The Stars are the latest team to leave the DSG/Bally Sports umbrella, yet are the first major men’s sports franchise in the U.S. to move nearly all local broadcasts out of the regional sports network model and toward a streaming service. With DSG’s future still in limbo, Texas’ hockey team decided now was the time to make the move.
“It was a process over the last couple of years with the ongoing kind of bankruptcy saga with Diamond/Bally’s,” said Brad Alberts, the Stars’ president and CEO, in a phone interview prior to leaving for the league meetings in Boston. “We rolled up our sleeves and went to work on trying to figure out an option that if (Diamond) didn’t make it, what were we going to do?”
For Stars fans in the regional territory—Texas, Arkansas, Louisiana and Oklahoma—Victory+ will be available on smart TVs and mobile devices (including tablets) in September. For those outside of the region, the FAST (free ad-supported television) platform will show “ancillary content provided by the team.”
The games will be streamed on a low-latency feed and will have plenty of opportunities for advertising. APMC will utilize its Safe Exchange ad tech solution to serve both direct and programmatic ads, so marketers can reach fans during the game.
While evaluating its post-Diamond options, the team had been in contact with APMC, which works with another sports-adjacent group in the Dallas-Fort Worth area, Dude Perfect.

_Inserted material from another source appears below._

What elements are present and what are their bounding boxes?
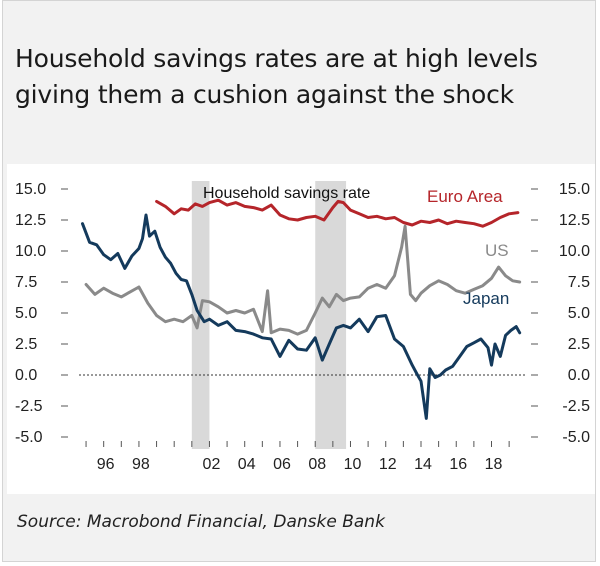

Moving in this direction didn’t come without its challenges. When Alberts said back in February that the Stars may consider the all-streaming option, questions were raised about how the team could make up the potential revenue shortfall that could come from stepping away from the linear model.

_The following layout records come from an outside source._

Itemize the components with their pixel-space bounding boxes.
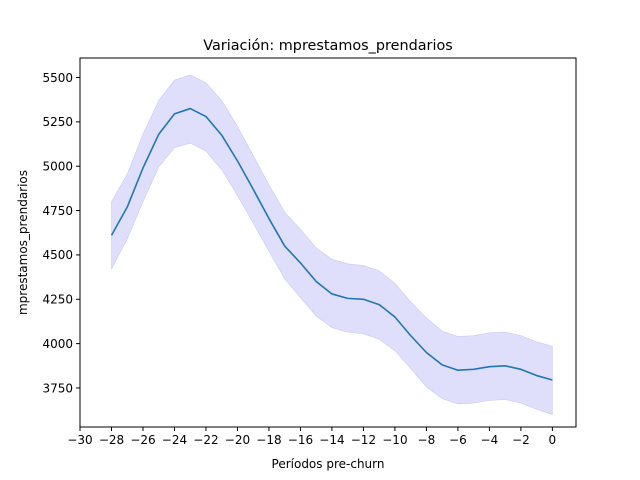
y-axis: 3750 4000 4250 4500 4750 5000 5250 5500 <box>42 71 80 395</box>
y-tick-label: 5500 <box>42 71 73 85</box>
x-tick-label: −20 <box>225 433 250 447</box>
x-tick-label: −22 <box>193 433 218 447</box>
series-line <box>110 107 553 381</box>
y-tick-label: 4500 <box>42 248 73 262</box>
y-axis-label: mprestamos_prendarios <box>16 170 30 315</box>
y-tick-label: 5250 <box>42 115 73 129</box>
x-tick-label: −10 <box>382 433 407 447</box>
y-tick-label: 4000 <box>42 337 73 351</box>
x-tick-label: −18 <box>256 433 281 447</box>
x-tick-label: −26 <box>130 433 155 447</box>
x-tick-label: −16 <box>288 433 313 447</box>
x-tick-label: −14 <box>319 433 344 447</box>
x-tick-label: −8 <box>418 433 436 447</box>
x-tick-label: −30 <box>67 433 92 447</box>
x-tick-label: −28 <box>99 433 124 447</box>
plot-area <box>110 74 553 415</box>
confidence-band <box>111 74 553 415</box>
y-tick-label: 5000 <box>42 160 73 174</box>
chart-title: Variación: mprestamos_prendarios <box>203 38 453 54</box>
plot-frame <box>79 57 577 428</box>
x-axis: −30 −28 −26 −24 −22 −20 −18 −16 −14 −12 −10 −8 −6 −4−… <box>67 427 556 447</box>
x-tick-label: −12 <box>351 433 376 447</box>
x-tick-label: −4 <box>481 433 499 447</box>
x-tick-label: 0 <box>549 433 557 447</box>
x-tick-label: −24 <box>162 433 187 447</box>
y-tick-label: 4750 <box>42 204 73 218</box>
x-tick-label: −6 <box>449 433 467 447</box>
x-axis-label: Períodos pre-churn <box>272 457 385 471</box>
y-tick-label: 4250 <box>42 293 73 307</box>
y-tick-label: 3750 <box>42 381 73 395</box>
x-tick-label: −2 <box>512 433 530 447</box>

Prior to the 2023-24 season, the Stars signed a deal with Nielsen, the insights company most known for its television ratings, to collect data that helped inform their decision on where to broadcast their games regardless of DSG’s reorganization plans. With those insights and the relationship with APMC, Alberts said that the Stars’ leadership grew comfortable with charting this new path.
“We looked at the technical side of this,” said Alberts. “We looked at the revenue generating side of this. We discussed whether or not we should make it free or whether we should charge. We had some pretty good debates on that and did a number of tests during the year to see how the game would come across. Can (APMC) deliver live TV? Can they insert the ad technology like we think? And you know, it passed with flying colors.”
Dallas is the fourth NHL team to part from DSG since 2023. The Vegas Golden Knights, the former Arizona Coyotes (now the Utah Hockey Club) and the Florida Panthers each signed deals with Scripps Sports. Another NHL team to move away from the RSN model is the Seattle Kraken, who are moving their lineal local broadcasts to TENGA affiliate stations in the Pacific Northwest and will stream games on Prime Video. (Kraken games previously aired on Root Sports Northwest.)
Last Wednesday, Diamond Sports Group filed a motion requesting permission to dissolve its rights deal with the Stars before the start of the 2024-25 NHL season. The Stars were carried on Bally Sports Southwest, which is 90% owned by DSG (the remaining 10% is owned by the World Series champion Texas Rangers). The Stars themselves requested that the agreement be severed before it expired in May 2025.
Dallas is also in negotiations to air a select number of games on a linear channel, though whether it will be another cable outlet or a broadcast affiliate is unclear at this time. Yet the Stars, who became the first Southern-based franchise to win the Stanley Cup in 1999, are proud to break new ground for the NHL again.
“I think we’re excited to pioneer it,” Alberts said. “We believe that this is a solution that fits the Stars really well, considering our situation here in the Southwest region, and we’re excited to kind of go for it. We believe that this is the future.”